Saturday, October 11, 2008

Why Again? Well, Because...

I have this bad habit of recycling old blogs when I am either too tired to come up with a new one, or I have too much racing through my mind that i just can't articulate into the blogosphere. Well, tonight's excuse is soooo the former. Today has been draining and I just don't have what it takes to be witty. I chose this particular repeat blog, because sometimes, for me, it's so amazing to go back and look at what was going on in my mind three months ago. Three months? That's not that long ago! You are likely thinking...but yes, a lot can change in three months. My methods for conveying my emotions through my blog have changed, my writing style has evolved (somewhat), and yet somehow...the subject matter hasn't changed at all. A solid majority of my blogs are about the same thing. Even three months later. I am so grateful to have this muse, that inspires me to write things that speak to other people in a voice that they don't always have for themselves. So, I hope that the muse isn't too terribly disappointed when it sees that I am repeating a blog from times past. But at least I have chosen one that is muse-inspired, and I would like to point out the following lesson to take from this recycled blog: Life happens to all of us. Sometimes what happens is good, sometimes what happens is bad, and sometimes it is a combination of the two. But when life throws something inexplicably good our way, know how to recognize it, know how to cherish it, and figure out a way to take the something good and turn it into the best damn thing that has ever happened to you. Just a bit of advice...
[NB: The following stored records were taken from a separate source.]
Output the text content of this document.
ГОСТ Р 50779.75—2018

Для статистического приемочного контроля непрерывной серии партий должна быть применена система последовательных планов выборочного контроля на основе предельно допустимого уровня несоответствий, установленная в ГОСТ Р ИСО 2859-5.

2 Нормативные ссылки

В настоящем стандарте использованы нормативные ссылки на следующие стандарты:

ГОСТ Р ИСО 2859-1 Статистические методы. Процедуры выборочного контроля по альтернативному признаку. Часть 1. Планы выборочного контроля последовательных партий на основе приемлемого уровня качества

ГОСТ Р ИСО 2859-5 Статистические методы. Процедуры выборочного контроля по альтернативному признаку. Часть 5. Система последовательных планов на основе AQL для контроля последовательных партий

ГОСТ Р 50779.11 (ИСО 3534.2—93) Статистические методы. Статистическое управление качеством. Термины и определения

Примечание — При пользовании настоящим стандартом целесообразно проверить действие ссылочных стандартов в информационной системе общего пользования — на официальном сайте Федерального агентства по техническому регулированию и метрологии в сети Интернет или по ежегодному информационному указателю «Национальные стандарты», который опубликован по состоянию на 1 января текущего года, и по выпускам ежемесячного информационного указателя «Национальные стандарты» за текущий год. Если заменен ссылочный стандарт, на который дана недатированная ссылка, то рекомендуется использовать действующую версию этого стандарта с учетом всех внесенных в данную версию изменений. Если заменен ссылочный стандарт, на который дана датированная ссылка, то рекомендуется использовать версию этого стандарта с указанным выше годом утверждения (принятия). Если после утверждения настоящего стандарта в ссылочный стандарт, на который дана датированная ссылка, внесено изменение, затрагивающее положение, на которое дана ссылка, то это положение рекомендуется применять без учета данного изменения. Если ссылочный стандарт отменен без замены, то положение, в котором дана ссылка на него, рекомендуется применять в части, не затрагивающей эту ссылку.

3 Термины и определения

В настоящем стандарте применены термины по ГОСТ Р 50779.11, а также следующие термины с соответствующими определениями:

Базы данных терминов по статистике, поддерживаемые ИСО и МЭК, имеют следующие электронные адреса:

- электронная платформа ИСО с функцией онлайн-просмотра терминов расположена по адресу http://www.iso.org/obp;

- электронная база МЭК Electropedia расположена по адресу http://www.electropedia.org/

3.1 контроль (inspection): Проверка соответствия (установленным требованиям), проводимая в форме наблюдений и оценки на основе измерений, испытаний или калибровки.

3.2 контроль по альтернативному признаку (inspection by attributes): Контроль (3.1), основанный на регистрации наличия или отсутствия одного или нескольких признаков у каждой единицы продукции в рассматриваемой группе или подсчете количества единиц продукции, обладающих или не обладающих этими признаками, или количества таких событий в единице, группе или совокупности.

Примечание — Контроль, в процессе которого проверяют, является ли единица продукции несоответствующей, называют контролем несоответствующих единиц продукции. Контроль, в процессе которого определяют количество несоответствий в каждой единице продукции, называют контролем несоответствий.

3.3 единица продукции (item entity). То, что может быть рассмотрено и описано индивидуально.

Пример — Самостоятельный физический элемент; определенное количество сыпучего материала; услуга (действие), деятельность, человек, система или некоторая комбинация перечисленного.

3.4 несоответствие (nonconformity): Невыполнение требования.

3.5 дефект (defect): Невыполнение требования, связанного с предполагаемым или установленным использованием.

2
Here's the oldie but goodie:

Why? Well, Because...

I have given up who I am to be someone I am not for someone else.

Why?

Well, because...I guess...

That's about the best answer I have for anything anymore. Amelia asks me why she can't jump on the couch, "because", I say. Isabella wants to know why she isn't allowed to swallow the toothpaste, "because", I tell her. There was a time I used to give them these absurdly complex answers...You can't jump on the couch, there is a chance you could fall and land on your head and have a spinal cord injury, then end up without the use of your legs. Or, you can't swallow the toothpaste, it has ingredients in it that although do a fine job cleaning your teeth, but they aren't made for consumption and can give you oily stools, potentially leading to hemorrhoids...I think you catch my drift. At some point, recently, I have just given up on the detailed answers. It's possible I might be too tired. It's possible I just don't know the answers. It's more likely that I have forgotten who I am, and thus, cannot come up with the witty responses quickly enough.

I feel dull. Like a Ginsu knife bought off an infomercial 20 years ago, used, then never really sharpened (it was a piece of shit knife, anyway). I feel nonabrasive. Quite frankly, I like being a little abrasive. I liked my serrated edge! WHAT HAS HAPPENED!

Life has happened.

But you know, my life is good. There are people in my life that make me feel very good. My children, for example. YOU, for example (yes, you...stop looking around, I am talking about you. What, are you surprised?) But something about my life has worn me down. Maybe it all goes back to not getting what I want, when I want it. But I learned a very valuable lesson this week...I think Mick Jagger put it best when he sang;

"You can't always get what you want.
No, you can't always get what you want.
You can't always get what you want.
But if you try sometimes, you just might find, you get what you need..."

So, thank you. Thank you for not necessarily giving me exactly what I wanted, but for giving me just what I needed. Maybe if I can get a little bit more of that, I just might get my edge back, too.

And just as quickly as life happened, life has also changed. And it is good.